The bans were imposed on two marches along a main thoroughfare leading through the large Tiergarten park, where organizers had said there would be 10,000 participants, and a gathering at the central Potsdamer Platz under the rubric "Free Living, Free Love," where 1,000 were expected.
On Sunday, almost 600 people were arrested or temporarily detained for police to take personal details, during protests involving up to 5,000 demonstrators, many linked to the Querdeenken (Lateral Thinking) movement opposed to the coronavirus restrictions.
Police deployed in large numbers, seeking to control the protests with water cannon at the Victory Column in the centre of the Tiergarten.
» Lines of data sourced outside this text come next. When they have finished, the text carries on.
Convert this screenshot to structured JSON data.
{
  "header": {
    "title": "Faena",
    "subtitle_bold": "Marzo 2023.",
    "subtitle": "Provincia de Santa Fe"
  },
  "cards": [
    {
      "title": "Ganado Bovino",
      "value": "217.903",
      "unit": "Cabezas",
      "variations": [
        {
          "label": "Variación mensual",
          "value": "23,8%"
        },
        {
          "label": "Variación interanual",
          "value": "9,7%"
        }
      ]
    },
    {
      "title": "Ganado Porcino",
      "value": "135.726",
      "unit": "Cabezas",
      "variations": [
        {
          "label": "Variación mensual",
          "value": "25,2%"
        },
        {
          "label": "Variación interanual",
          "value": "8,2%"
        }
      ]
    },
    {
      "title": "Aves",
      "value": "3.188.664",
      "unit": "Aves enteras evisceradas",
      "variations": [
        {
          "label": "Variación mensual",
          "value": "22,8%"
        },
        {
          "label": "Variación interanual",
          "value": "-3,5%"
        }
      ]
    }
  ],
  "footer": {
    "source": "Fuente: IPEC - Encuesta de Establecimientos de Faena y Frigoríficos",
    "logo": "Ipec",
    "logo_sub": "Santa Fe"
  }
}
They also used helicopters to monitor the protest.
A 49-year-old man died in hospital after collapsing while his details were being taken on Sunday, police said.
The man had complained of tingling in his arm and chest. First aid was administered and an ambulance called. A post mortem was to be conducted on Monday, they added.
A radical tone
Police have justified the ban on these demonstrations, while taking a more liberal approach to others, on the grounds that the Querdenken protests deliberately flout the social distancing measure still in place.
Querdenken groups around the country have routinely staged events and marches that take a radical tone, drawing in right-wing extremists, peddlers of anti-Semitism and conspiracy theorists.